The Intel Ottoman PC was a fully functional footrest complete with various exceedingly “Y2K” padding designs that could be opened up to reveal a keyboard, trackpad and screen.
Designed as a “furniture PC”, the idea was that people could use their computer throughout the house rather than just in their computer room or study, and it came complete with a DVD drive, video camera and wireless keyboard.
However, there were a few problems with the design. First of all, once you flipped the seat up it could no longer function as an ottoman, but most importantly, whilst it had a wireless keyboard, it did not support the then-cutting edge technology of wireless internet.
Given that the main use for a computer in the living room would be the same reason you have a smartphone or laptop on the side of an armchair, not being able to access the internet without plugging it into a modem makes the machine an impressive piece of technology lacking a purpose.
Honeywell Kitchen Computer
In the 2020s, almost everyone uses a computer in the kitchen, whether it is just a smartphone or a dedicated home hub, as it helps make it easier to check recipes and put on music whilst waiting for food to cook.
In 1969, however, long before the expectation that a computer would even have a screen, the prospect of a computer in the kitchen was far stranger.
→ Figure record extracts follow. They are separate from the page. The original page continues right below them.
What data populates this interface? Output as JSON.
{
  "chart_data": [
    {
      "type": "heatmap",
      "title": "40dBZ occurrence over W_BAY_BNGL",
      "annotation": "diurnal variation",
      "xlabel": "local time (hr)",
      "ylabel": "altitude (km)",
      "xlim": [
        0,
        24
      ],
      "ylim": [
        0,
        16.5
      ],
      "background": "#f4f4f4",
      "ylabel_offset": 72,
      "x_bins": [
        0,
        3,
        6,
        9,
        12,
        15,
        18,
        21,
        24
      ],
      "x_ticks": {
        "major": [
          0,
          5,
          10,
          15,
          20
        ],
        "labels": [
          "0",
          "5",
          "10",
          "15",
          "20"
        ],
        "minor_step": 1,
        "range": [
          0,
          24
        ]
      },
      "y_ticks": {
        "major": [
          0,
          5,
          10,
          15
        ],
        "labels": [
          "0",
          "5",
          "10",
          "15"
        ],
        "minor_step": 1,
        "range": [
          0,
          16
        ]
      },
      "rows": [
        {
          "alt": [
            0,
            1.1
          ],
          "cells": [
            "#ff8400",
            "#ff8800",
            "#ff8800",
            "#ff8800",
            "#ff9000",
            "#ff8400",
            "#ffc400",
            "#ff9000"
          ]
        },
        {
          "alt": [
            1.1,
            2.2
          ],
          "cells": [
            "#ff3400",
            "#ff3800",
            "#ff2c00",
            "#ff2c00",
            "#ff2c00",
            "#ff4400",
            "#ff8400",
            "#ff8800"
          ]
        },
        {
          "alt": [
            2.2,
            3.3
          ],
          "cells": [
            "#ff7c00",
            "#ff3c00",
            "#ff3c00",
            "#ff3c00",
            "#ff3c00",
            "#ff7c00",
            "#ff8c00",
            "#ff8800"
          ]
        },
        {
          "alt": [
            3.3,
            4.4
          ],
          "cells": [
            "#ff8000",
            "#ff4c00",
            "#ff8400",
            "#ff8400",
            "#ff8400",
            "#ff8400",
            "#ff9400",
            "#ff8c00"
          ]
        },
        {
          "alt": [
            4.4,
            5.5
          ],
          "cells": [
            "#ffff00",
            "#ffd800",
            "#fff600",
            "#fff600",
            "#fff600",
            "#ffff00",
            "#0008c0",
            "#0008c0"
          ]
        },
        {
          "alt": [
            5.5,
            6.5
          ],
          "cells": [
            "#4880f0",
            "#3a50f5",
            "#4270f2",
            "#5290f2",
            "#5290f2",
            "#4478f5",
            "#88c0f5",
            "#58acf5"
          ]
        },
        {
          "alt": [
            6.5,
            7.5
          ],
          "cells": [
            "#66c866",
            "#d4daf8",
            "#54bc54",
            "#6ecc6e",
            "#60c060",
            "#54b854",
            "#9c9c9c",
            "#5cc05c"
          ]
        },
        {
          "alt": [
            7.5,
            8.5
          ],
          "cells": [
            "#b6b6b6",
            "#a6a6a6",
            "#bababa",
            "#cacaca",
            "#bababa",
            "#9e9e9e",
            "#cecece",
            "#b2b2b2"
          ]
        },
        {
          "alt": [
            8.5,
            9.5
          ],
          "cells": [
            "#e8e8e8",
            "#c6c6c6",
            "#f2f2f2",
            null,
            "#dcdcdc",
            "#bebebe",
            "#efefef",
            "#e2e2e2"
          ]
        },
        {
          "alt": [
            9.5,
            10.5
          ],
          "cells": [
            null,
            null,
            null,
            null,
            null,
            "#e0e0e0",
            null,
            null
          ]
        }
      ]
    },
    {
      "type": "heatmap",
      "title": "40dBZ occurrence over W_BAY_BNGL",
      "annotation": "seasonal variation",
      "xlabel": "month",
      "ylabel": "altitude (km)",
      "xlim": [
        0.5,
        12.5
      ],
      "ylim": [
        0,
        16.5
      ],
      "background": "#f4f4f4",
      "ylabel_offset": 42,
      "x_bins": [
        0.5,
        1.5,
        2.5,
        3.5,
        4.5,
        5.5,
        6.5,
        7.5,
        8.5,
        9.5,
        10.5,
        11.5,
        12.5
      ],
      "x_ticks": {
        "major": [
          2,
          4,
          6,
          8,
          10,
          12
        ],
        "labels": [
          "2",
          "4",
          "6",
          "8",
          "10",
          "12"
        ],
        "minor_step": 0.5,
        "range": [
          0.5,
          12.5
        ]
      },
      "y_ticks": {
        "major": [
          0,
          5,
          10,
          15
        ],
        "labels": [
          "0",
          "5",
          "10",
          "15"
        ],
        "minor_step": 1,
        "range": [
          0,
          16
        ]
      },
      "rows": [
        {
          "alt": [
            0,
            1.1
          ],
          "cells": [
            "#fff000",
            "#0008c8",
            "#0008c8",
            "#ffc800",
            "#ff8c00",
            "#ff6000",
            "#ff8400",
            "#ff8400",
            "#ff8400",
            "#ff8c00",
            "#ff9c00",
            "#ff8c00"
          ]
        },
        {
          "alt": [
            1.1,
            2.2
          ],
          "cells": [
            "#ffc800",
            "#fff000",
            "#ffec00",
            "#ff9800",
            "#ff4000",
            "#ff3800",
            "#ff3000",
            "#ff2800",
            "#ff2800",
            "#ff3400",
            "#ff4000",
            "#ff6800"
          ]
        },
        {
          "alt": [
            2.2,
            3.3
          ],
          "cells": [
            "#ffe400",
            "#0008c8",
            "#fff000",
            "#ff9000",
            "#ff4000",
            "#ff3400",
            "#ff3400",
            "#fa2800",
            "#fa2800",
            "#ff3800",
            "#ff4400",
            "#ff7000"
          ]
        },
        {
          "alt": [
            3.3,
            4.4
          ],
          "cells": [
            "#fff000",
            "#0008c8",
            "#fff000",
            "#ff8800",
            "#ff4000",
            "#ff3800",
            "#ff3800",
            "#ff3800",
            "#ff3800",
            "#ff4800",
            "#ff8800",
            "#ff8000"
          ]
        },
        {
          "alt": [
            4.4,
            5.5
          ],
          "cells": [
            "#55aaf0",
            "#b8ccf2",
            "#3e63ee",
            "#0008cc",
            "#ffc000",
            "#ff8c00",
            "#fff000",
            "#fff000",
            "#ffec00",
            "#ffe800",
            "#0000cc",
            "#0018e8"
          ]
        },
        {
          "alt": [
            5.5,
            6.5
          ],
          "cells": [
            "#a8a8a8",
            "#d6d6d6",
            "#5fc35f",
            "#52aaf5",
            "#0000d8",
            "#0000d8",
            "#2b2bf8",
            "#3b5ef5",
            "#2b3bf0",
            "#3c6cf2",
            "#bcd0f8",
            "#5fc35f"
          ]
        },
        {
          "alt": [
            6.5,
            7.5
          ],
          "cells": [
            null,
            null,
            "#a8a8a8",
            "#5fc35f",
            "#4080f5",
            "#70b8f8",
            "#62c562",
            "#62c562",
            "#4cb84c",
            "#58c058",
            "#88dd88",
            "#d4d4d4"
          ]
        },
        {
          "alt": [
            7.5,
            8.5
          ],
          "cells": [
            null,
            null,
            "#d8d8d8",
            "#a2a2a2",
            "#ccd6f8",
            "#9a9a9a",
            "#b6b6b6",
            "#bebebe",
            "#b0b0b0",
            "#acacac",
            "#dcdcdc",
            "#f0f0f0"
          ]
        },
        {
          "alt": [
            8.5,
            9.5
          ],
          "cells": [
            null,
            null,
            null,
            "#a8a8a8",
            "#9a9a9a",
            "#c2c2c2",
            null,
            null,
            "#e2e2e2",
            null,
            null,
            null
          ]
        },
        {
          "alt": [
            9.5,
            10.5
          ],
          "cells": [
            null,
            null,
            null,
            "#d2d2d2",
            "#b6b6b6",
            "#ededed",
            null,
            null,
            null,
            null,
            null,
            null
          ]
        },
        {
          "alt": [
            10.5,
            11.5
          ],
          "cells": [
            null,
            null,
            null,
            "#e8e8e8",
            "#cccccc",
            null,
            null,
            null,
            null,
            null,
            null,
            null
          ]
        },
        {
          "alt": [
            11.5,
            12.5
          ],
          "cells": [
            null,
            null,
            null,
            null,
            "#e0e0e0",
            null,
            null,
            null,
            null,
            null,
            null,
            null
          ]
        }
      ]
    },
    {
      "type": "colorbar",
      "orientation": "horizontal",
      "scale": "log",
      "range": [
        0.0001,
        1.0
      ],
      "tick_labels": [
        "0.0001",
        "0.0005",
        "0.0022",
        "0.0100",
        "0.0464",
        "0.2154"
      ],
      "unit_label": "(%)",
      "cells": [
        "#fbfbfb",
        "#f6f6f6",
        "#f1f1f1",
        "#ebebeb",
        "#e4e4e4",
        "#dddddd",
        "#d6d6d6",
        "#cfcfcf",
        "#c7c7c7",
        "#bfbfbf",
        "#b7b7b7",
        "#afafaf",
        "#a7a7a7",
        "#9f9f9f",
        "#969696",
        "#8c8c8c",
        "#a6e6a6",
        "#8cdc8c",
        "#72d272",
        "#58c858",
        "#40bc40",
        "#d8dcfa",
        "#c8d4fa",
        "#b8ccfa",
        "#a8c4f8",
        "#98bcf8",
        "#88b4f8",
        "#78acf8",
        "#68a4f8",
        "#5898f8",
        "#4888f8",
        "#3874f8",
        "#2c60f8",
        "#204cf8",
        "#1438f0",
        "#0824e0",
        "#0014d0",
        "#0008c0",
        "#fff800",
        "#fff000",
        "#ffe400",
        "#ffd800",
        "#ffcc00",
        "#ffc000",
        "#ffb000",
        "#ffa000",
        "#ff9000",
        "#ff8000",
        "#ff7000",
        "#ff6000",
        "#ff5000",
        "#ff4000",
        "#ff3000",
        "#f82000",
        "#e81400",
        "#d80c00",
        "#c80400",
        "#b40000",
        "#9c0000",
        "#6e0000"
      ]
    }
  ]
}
Regardless, the Honeywell Kitchen Computer was the first computer ever offered for sale to home customers rather than businesses.
It was marketed at housewives with exceptionally patronising marketing, yet it cost nearly £60,000 adjusted for inflation, required a two-week course to learn how to program the machine and never provided any clarity as to what made it better than a pen-and-paper meal planner and a chopping board.
The Robotic Operating Buddy was designed to be an interactive toy that would detect signals coming from a television running a compatible video game and perform actions alongside it.
It was infamously bulky, slow, only worked with two games (Gyromite and Stack Up), and outside of being an in-joke has largely been forgotten.
However, this gadget was very useful for Nintendo, as after the video game industry was brought to its knees in 1983, Nintendo sold its NES game system as a toy with R.O.B. as the selling point, with a separate cheaper version of the console sold separately.
In reality, the expectation was that children would play with R.O.B. a little but then instead play Super Mario Brothers and Duck Hunt, two games included with the system, and enjoy them instead.
To say it worked was an understatement.